И как бы ни была страшна Инквизиция магглов, магическая, казалось, и вовсе словно вышла из Врат Ада. В одной только Британии всевозможных верований и религий насчитывалось около сотни, и начни превалировать какое-то одно из них, резня неизбежна. А это бы произошло в любом случае, ибо различные мировоззрения мирно уживаются лишь до тех пор, пока выгоден мир политикам. В то время, как Инквизиция заведовала расследованием преступлений, связанными с Высшей Магией и всевозможными организациями по переделу мира, ее власть ограничивалась лишь творимым ей правосудием, но стоило инквизиторам занять теневые кабинеты... Средневековье наглядно показало, к чему это могло привести.

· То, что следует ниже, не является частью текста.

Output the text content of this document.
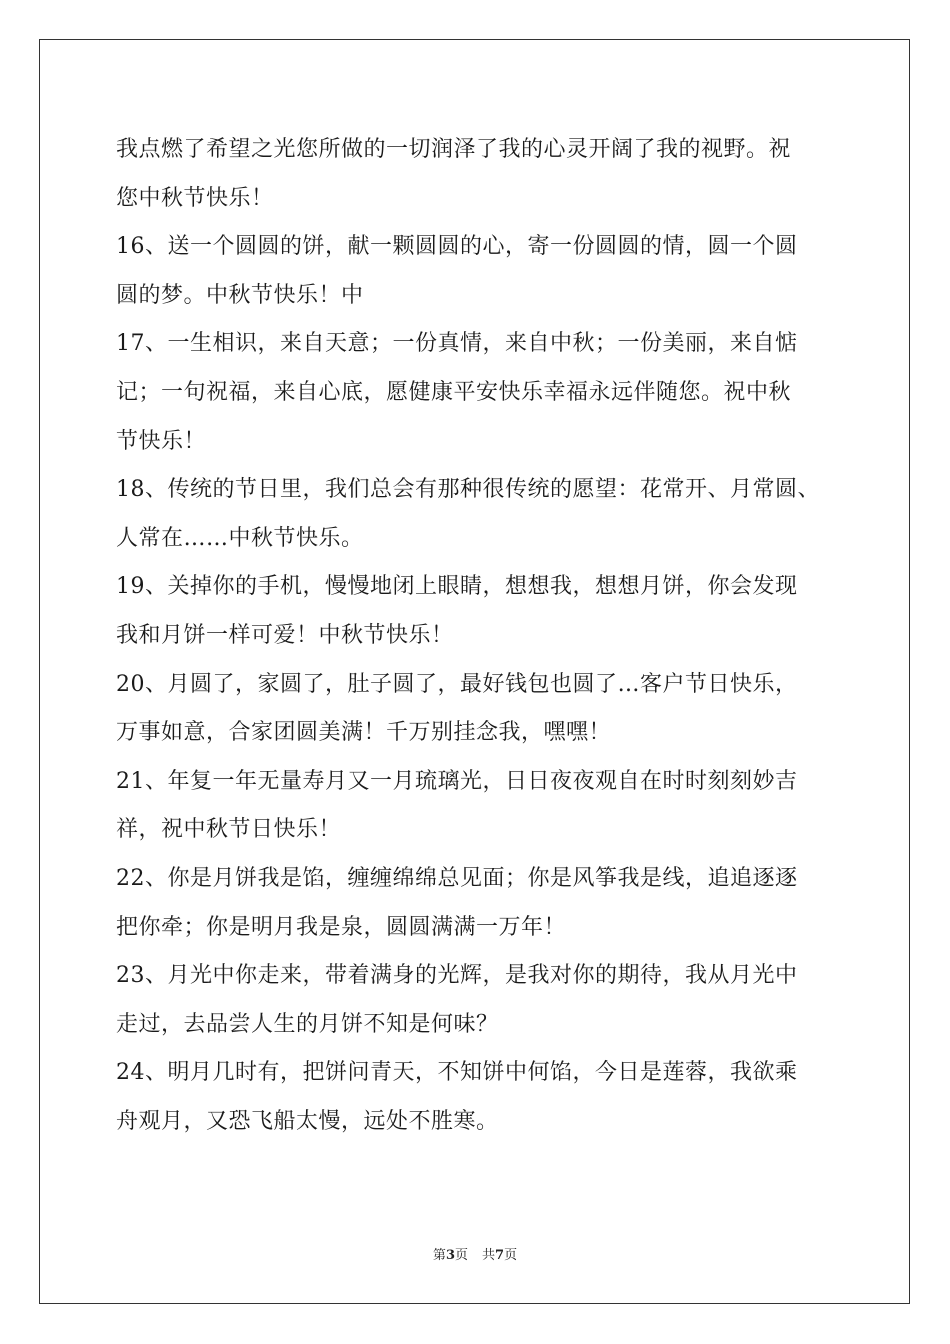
我点燃了希望之光您所做的一切润泽了我的心灵开阔了我的视野。祝
您中秋节快乐！
16、送一个圆圆的饼，献一颗圆圆的心，寄一份圆圆的情，圆一个圆
圆的梦。中秋节快乐！中
17、一生相识，来自天意；一份真情，来自中秋；一份美丽，来自惦
记；一句祝福，来自心底，愿健康平安快乐幸福永远伴随您。祝中秋
节快乐！
18、传统的节日里，我们总会有那种很传统的愿望：花常开、月常圆、
人常在……中秋节快乐。
19、关掉你的手机，慢慢地闭上眼睛，想想我，想想月饼，你会发现
我和月饼一样可爱！中秋节快乐！
20、月圆了，家圆了，肚子圆了，最好钱包也圆了…客户节日快乐，
万事如意，合家团圆美满！千万别挂念我，嘿嘿！
21、年复一年无量寿月又一月琉璃光，日日夜夜观自在时时刻刻妙吉
祥，祝中秋节日快乐！
22、你是月饼我是馅，缠缠绵绵总见面；你是风筝我是线，追追逐逐
把你牵；你是明月我是泉，圆圆满满一万年！
23、月光中你走来，带着满身的光辉，是我对你的期待，我从月光中
走过，去品尝人生的月饼不知是何味？
24、明月几时有，把饼问青天，不知饼中何馅，今日是莲蓉，我欲乘
舟观月，又恐飞船太慢，远处不胜寒。
第3页 共7页
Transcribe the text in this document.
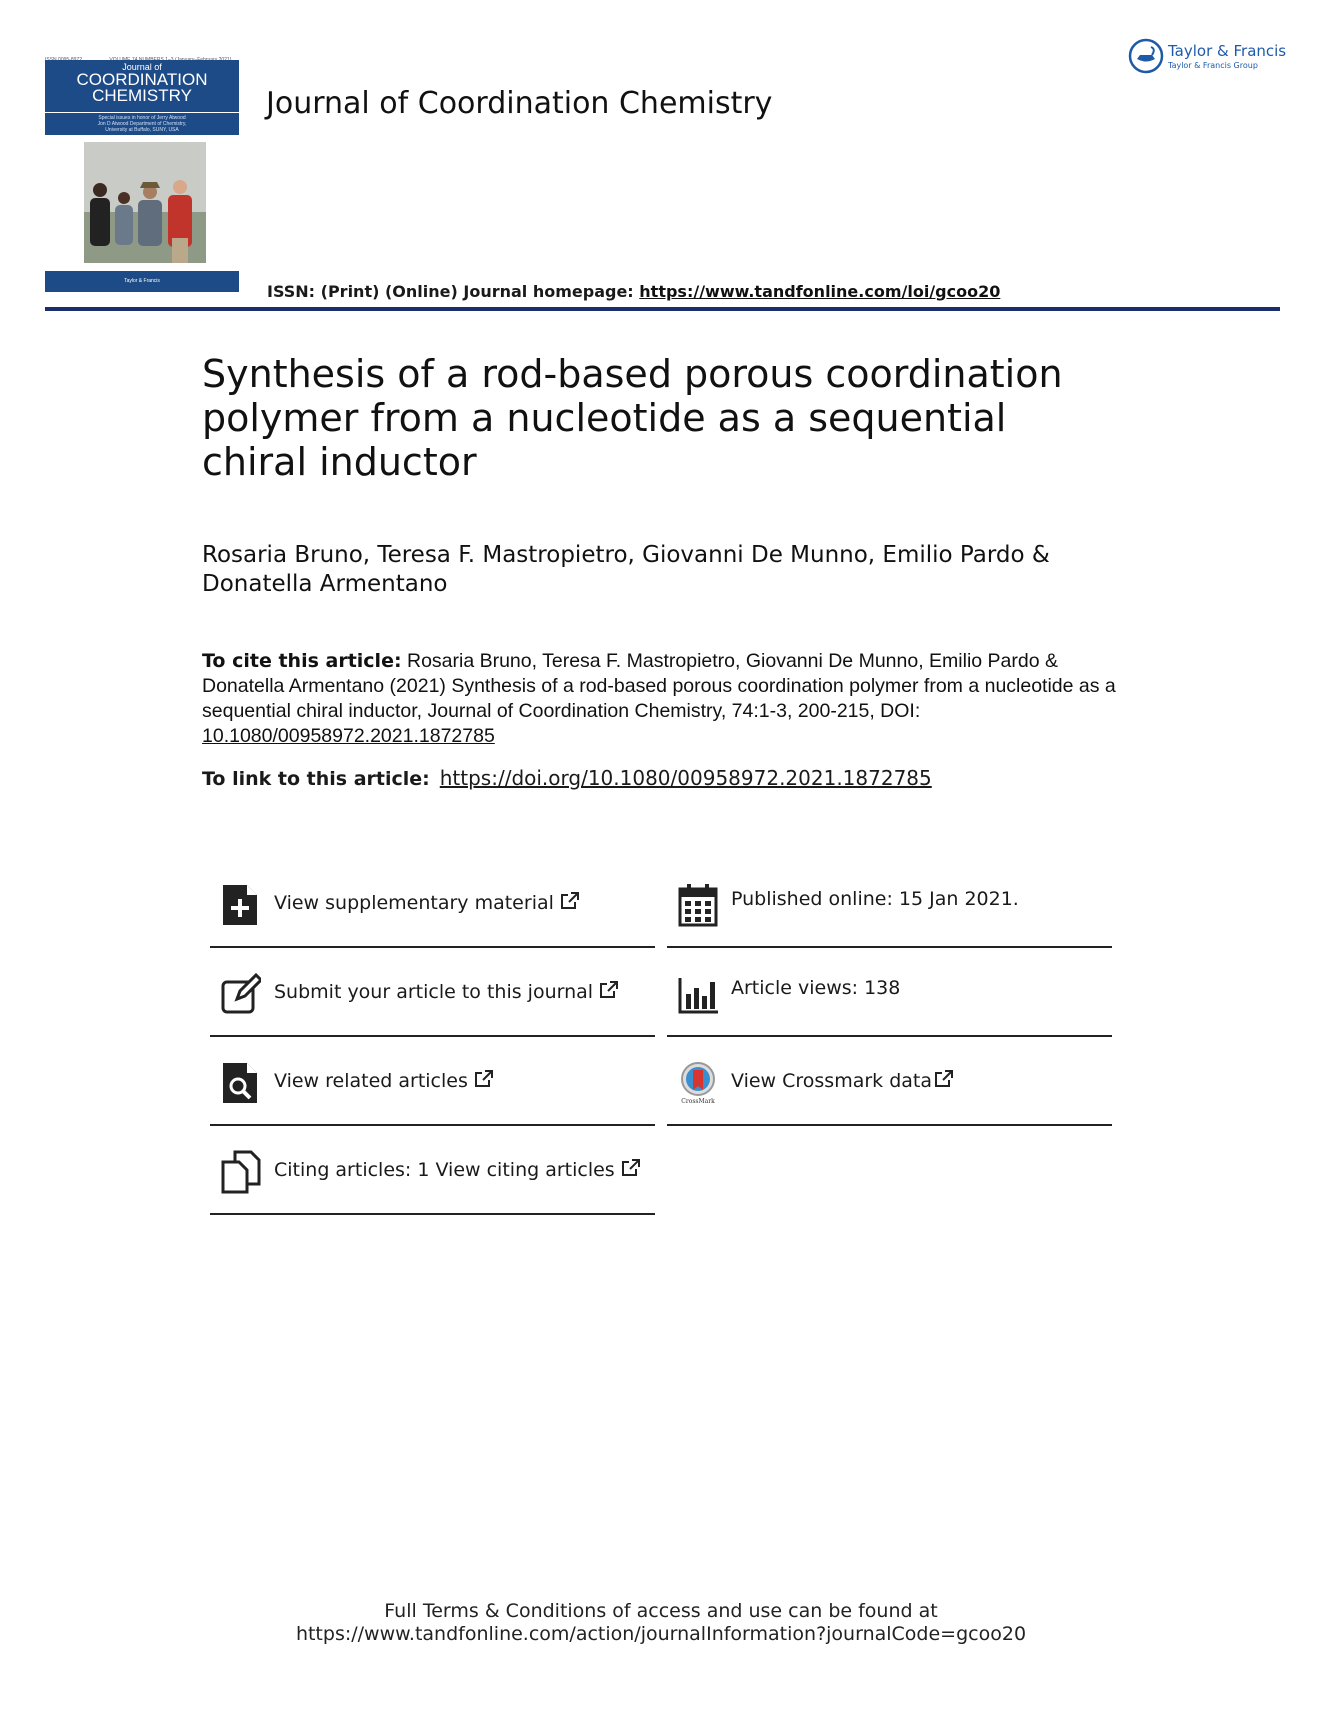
Journal of
COORDINATION
CHEMISTRY
Special issues in honor of Jerry Atwood
Jon D Atwood Department of Chemistry,
University at Buffalo, SUNY, USA
Taylor & Francis
Journal of Coordination Chemistry
Taylor & Francis
Taylor & Francis Group
ISSN: (Print) (Online) Journal homepage: https://www.tandfonline.com/loi/gcoo20
Synthesis of a rod-based porous coordination polymer from a nucleotide as a sequential chiral inductor
Rosaria Bruno, Teresa F. Mastropietro, Giovanni De Munno, Emilio Pardo & Donatella Armentano
To cite this article: Rosaria Bruno, Teresa F. Mastropietro, Giovanni De Munno, Emilio Pardo & Donatella Armentano (2021) Synthesis of a rod-based porous coordination polymer from a nucleotide as a sequential chiral inductor, Journal of Coordination Chemistry, 74:1-3, 200-215, DOI: 10.1080/00958972.2021.1872785
To link to this article: https://doi.org/10.1080/00958972.2021.1872785
View supplementary material	Published online: 15 Jan 2021.
Submit your article to this journal	Article views: 138
View related articles
CrossMark
View Crossmark data
Citing articles: 1 View citing articles
Full Terms & Conditions of access and use can be found at
https://www.tandfonline.com/action/journalInformation?journalCode=gcoo20
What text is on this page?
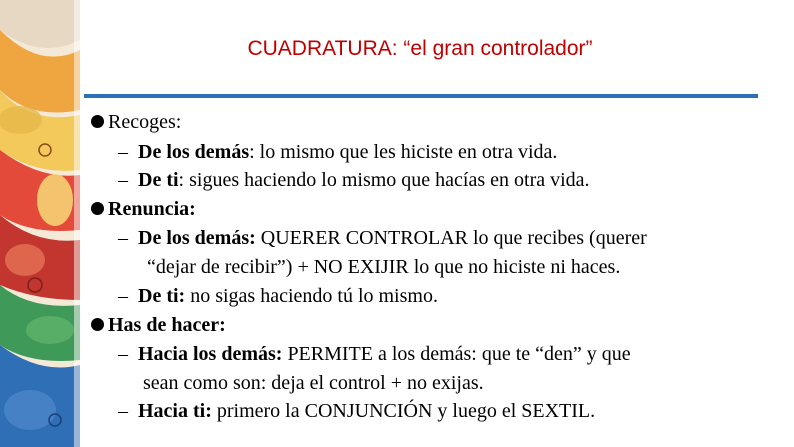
CUADRATURA: “el gran controlador”
Recoges:
– De los demás: lo mismo que les hiciste en otra vida.
– De ti: sigues haciendo lo mismo que hacías en otra vida.
Renuncia:
– De los demás: QUERER CONTROLAR lo que recibes (querer
“dejar de recibir”) + NO EXIJIR lo que no hiciste ni haces.
– De ti: no sigas haciendo tú lo mismo.
Has de hacer:
– Hacia los demás: PERMITE a los demás: que te “den” y que
sean como son: deja el control + no exijas.
– Hacia ti: primero la CONJUNCIÓN y luego el SEXTIL.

И несколько сотен лет спустя все снова шло к тому же! О’Леннайн схватился за голову. Притихшая в Диких Землях Инквизиция нашла-таки себе дурака, посулила ему золотую мечту, а он и поверил. А ведь мог бы пошевелить мозгами, сообразить, что попади в руки инквизиторам огромнейшие ресурсы Земель, и вряд ли они будут пущены во благо! Когда в последний раз власть действовала во имя народа? В первую очередь оную имущие обогащались сами, и лишь излишки тратили на нужды им подвластных. Конечно, знай Джо историю Инквизиции, он бы десять раз подумал, а надо ему творить добро там, где не просили, но он в школе учился через пень-колоду, из-за чего теперь и расплачивался.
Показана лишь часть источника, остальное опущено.